Cândido raised his glass to his lips and savoured the way the wine moistened his tongue. He looked at Mônica with tender eyes.
“Do you want to try and find your daughter?”
“Não. That page of my life has turned, though I do remember her in my prayers. What I want is to find Bia.”
“Mônica, if Bia reappears,” said Cândido, “I’d really like to adopt her, me and you. What do you think?”
Mônica’s eyes welled up. She smiled.
“It was that very certainty, Cândido, that awoke my love for you.”
For dessert, they went to bed.
11Nuptials
“Mônica Kundali, do you accept Cândido Oliveira to be your lawfully wedded husband?” asked the priest. He was a fat friar with a red face, small hands and chubby fingers.
“I do,” said the bride.
Mônica was wearing a long, silky crêpe dress and had a fascinator of pink flowers in her hair. She was trying hard to hold back the tears, not wanting her make-up to run.
Next it was the groom’s turn to give his consent. Cândido was overjoyed, except for one tiny detail: Beatriz was still missing.

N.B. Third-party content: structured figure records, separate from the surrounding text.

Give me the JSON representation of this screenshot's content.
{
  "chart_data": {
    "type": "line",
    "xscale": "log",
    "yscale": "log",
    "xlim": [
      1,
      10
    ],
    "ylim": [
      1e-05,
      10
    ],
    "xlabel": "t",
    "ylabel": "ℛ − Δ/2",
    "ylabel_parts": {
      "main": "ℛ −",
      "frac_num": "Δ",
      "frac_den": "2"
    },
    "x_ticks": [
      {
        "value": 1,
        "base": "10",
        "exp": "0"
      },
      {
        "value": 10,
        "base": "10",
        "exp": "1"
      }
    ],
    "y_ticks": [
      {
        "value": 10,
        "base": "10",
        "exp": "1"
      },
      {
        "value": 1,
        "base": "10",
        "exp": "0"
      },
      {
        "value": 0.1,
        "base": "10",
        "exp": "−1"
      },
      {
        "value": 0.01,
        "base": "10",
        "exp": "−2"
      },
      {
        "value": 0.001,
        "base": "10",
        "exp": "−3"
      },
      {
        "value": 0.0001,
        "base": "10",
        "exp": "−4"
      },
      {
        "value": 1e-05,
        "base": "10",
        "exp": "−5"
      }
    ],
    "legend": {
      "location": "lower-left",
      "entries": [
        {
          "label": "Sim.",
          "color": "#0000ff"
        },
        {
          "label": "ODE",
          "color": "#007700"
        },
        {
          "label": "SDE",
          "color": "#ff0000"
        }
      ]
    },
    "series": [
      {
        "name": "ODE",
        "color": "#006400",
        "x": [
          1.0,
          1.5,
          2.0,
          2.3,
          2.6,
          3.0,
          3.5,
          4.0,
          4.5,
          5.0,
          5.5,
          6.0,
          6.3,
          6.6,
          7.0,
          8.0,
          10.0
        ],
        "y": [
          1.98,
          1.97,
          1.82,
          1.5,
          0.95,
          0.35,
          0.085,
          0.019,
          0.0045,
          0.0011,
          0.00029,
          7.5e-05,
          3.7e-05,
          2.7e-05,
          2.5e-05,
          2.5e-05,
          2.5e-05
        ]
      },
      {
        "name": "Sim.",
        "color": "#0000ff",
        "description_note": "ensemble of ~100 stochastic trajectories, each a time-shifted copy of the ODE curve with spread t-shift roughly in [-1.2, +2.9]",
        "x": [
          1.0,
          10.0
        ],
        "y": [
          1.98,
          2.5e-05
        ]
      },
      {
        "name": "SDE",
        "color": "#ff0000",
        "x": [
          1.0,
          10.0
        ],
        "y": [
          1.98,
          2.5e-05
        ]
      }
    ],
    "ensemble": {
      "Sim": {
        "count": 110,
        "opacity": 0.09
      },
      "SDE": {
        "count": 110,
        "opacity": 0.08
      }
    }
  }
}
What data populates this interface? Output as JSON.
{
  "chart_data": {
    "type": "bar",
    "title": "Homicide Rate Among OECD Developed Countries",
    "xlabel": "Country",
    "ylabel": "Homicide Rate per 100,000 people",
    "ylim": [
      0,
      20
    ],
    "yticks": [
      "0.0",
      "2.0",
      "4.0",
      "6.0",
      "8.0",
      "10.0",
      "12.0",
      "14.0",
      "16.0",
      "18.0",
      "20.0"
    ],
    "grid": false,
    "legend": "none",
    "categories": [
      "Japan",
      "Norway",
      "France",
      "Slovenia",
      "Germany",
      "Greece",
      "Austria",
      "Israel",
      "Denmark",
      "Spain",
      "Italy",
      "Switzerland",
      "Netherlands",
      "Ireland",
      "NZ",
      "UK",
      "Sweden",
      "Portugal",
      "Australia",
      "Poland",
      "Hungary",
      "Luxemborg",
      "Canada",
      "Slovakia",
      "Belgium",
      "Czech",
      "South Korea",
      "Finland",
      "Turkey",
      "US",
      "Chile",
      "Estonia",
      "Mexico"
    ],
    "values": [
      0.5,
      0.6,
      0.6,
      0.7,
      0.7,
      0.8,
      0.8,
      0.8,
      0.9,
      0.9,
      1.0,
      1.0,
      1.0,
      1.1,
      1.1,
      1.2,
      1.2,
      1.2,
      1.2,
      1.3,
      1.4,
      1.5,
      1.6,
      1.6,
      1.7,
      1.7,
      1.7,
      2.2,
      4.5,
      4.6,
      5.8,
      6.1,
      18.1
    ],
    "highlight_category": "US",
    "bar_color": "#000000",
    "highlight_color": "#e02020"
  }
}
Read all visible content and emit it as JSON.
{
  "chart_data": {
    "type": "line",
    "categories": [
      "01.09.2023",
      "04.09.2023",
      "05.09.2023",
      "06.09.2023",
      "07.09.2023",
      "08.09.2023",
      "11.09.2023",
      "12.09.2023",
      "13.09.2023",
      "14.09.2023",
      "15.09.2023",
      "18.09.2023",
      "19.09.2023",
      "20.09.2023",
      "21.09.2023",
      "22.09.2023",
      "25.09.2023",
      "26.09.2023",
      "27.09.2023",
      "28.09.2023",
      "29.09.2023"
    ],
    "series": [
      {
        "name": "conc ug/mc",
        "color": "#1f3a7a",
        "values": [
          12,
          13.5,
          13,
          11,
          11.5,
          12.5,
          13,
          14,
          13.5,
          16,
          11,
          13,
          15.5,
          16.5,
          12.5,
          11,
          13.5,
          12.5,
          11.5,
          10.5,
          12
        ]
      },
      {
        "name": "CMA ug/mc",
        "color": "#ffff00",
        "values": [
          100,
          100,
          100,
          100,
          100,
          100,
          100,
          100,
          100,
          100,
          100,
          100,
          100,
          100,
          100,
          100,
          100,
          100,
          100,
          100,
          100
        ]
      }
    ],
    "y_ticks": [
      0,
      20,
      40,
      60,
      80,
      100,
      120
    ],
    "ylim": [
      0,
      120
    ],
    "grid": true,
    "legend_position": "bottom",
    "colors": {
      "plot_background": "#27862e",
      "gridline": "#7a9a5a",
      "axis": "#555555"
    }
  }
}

The congregation was packed full of the bride’s and groom’s friends and family. Dona Dinó had arrived wearing a yellow pleated dress, arm in arm with Diamante Negro. The transformista drew everyone’s attention in a bright-red top hat and tails with purple velvet collar and cuffs. Rosaura wore white and leaned shyly against Madame Larência, whose face was covered in an especially thick coat of cosmetics. Marcelo wore jeans and trainers in a lone protest against social convention.